This summer, Ohio Christian University’s orchestra went on its third mission trip to Japan. From Jul. 29 to Aug. 17, students had the opportunity to share not only their musical talents but their passion for spreading the gospel.
The orchestra directors, Roger and Linda Stieg, completed their graduate work at the Talent Education Institute in Matsumoto, Japan. After graduation, the Steigs were asked to come back to play some concerts. They agreed to return, hoping to be an example of how God can use even musical talent to help fulfill the Great Commission. Found in Matthew 28, the Great Commission says that Christians are to share the gospel with all nations.
They began this series of trips taking professionals, however in recent years they started bringing orchestra students from Ohio Christian. “The other purpose of these trips is to expose young people to the mission field in the hopes that God will call them into full-time or part-time missions,” Roger said. “That’s why I take young people.”
At the start of the trip, the team split in half. Some of the team went to Matsumoto while others went to Karuizawa. Both groups performed concerts at churches during their Sunday morning services, which Linda said gave them a chance to experience the culture and connect with Japanese Christians. Later in the trip, the team reconnected in Matsumoto to perform at a local hospital. Overall, they played 20 concerts that were free and open to the public.
Karuizawa, where the team played at a historic Union Church, is a tourist area that attracts thousands of visitors every year. The orchestra’s sounds could be heard by these tourists as they gathered to observe the nearby Shinto Shrine, which opened the door for them to hear the gospel.
Through performance, individuals are drawn in that may not otherwise step foot in a church. This is significant for the culture, as 80% of the Japanese population has never been exposed to Christianity. “Students would plant seeds of Christianity in between the pieces we played,” Linda said. As the students shared their faith, the local missionaries handed out literature and prepared for long-term follow up with those in attendance.
These seeds took root in the testimony of one concert attendee. When she first arrived, she was still skeptical of Christianity.

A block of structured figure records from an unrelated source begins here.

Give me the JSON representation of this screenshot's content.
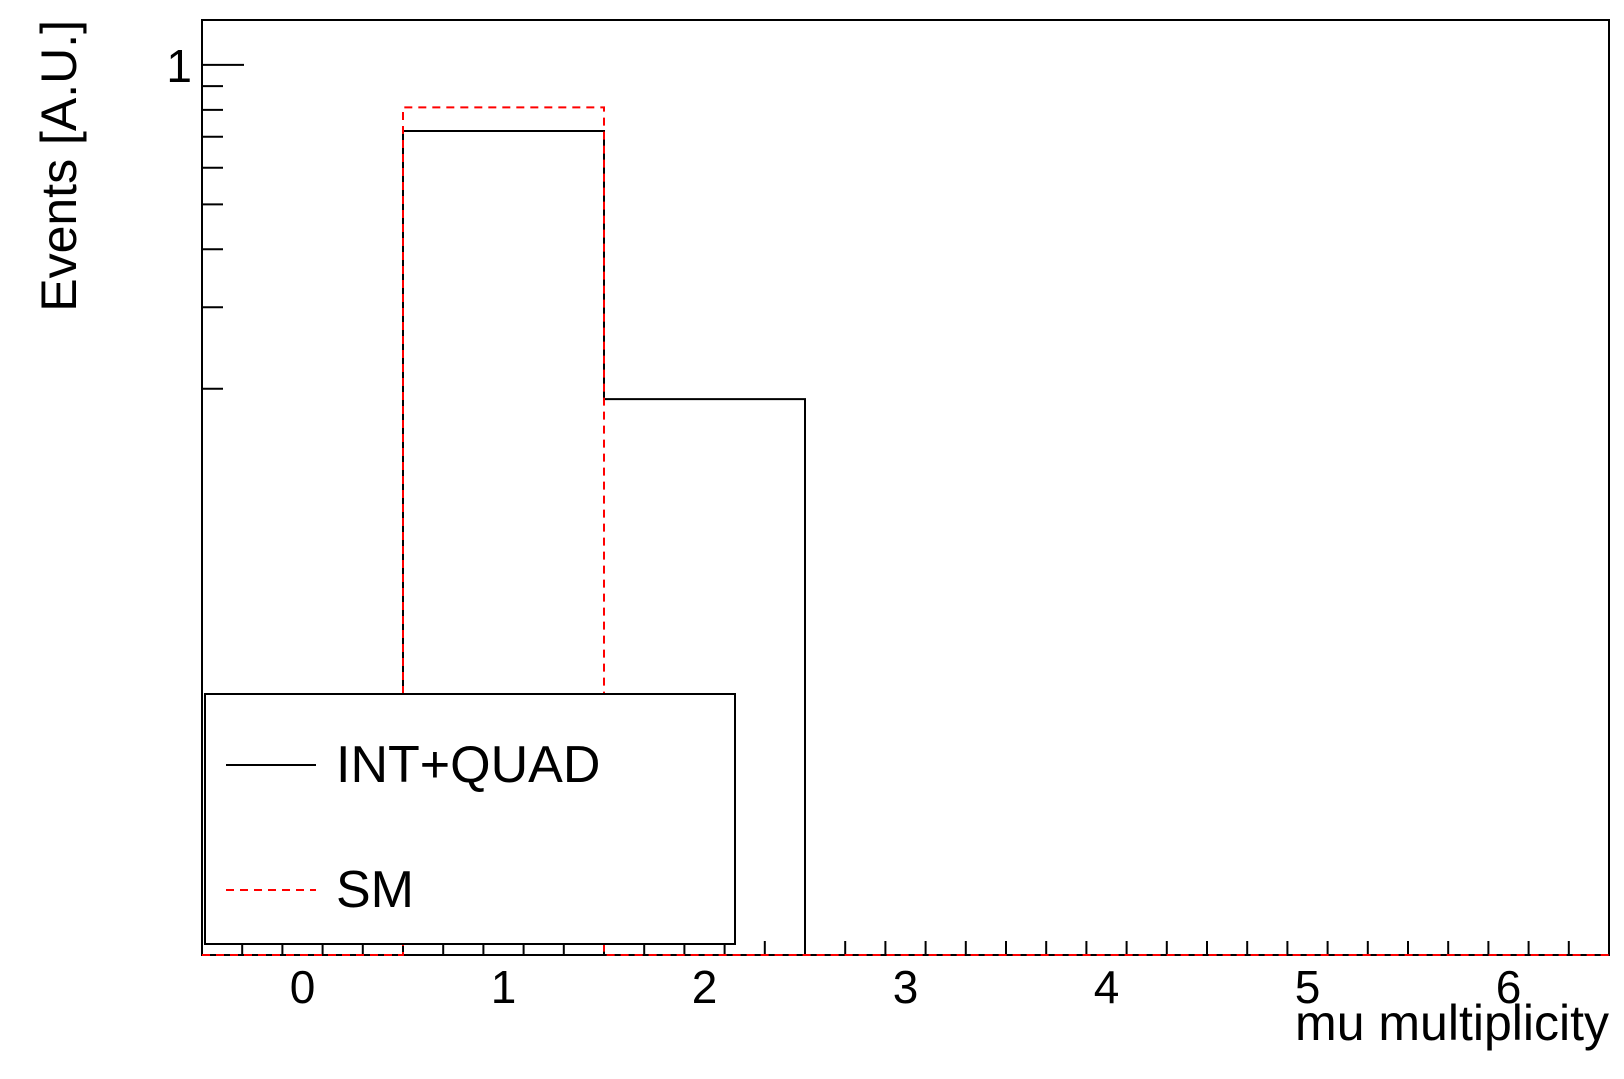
{
  "chart_data": {
    "type": "histogram",
    "xlabel": "mu multiplicity",
    "ylabel": "Events [A.U.]",
    "xlim": [
      -0.5,
      6.5
    ],
    "ylim": [
      0.012,
      1.25
    ],
    "yscale": "log",
    "y_tick_labels": [
      {
        "value": 1,
        "label": "1"
      }
    ],
    "x_tick_labels": [
      "0",
      "1",
      "2",
      "3",
      "4",
      "5",
      "6"
    ],
    "bin_edges": [
      -0.5,
      0.5,
      1.5,
      2.5,
      3.5,
      4.5,
      5.5,
      6.5
    ],
    "series": [
      {
        "name": "INT+QUAD",
        "color": "#000000",
        "style": "solid",
        "values": [
          0.0,
          0.72,
          0.19,
          0.0,
          0.0,
          0.0,
          0.0
        ]
      },
      {
        "name": "SM",
        "color": "#ff0000",
        "style": "dashed",
        "values": [
          0.0,
          0.81,
          0.012,
          0.0,
          0.0,
          0.0,
          0.0
        ]
      }
    ],
    "legend": {
      "placement": "bottom-left",
      "entries": [
        "INT+QUAD",
        "SM"
      ]
    },
    "grid": false
  }
}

After the concert, she said that the music had touched her heart in places that words could not reach, and she wanted to become a Christian. They were then able to walk her through the steps of becoming a Christian.
“The Lord said to take the gospel to the whole world,” Roger said. This is the third time the orchestra has gone to Japan, which has given them the opportunity to build relationships in the area. It is the Steigs’ prayer that through these long-term investments and relationships, the tradition of this trip will continue for years to come.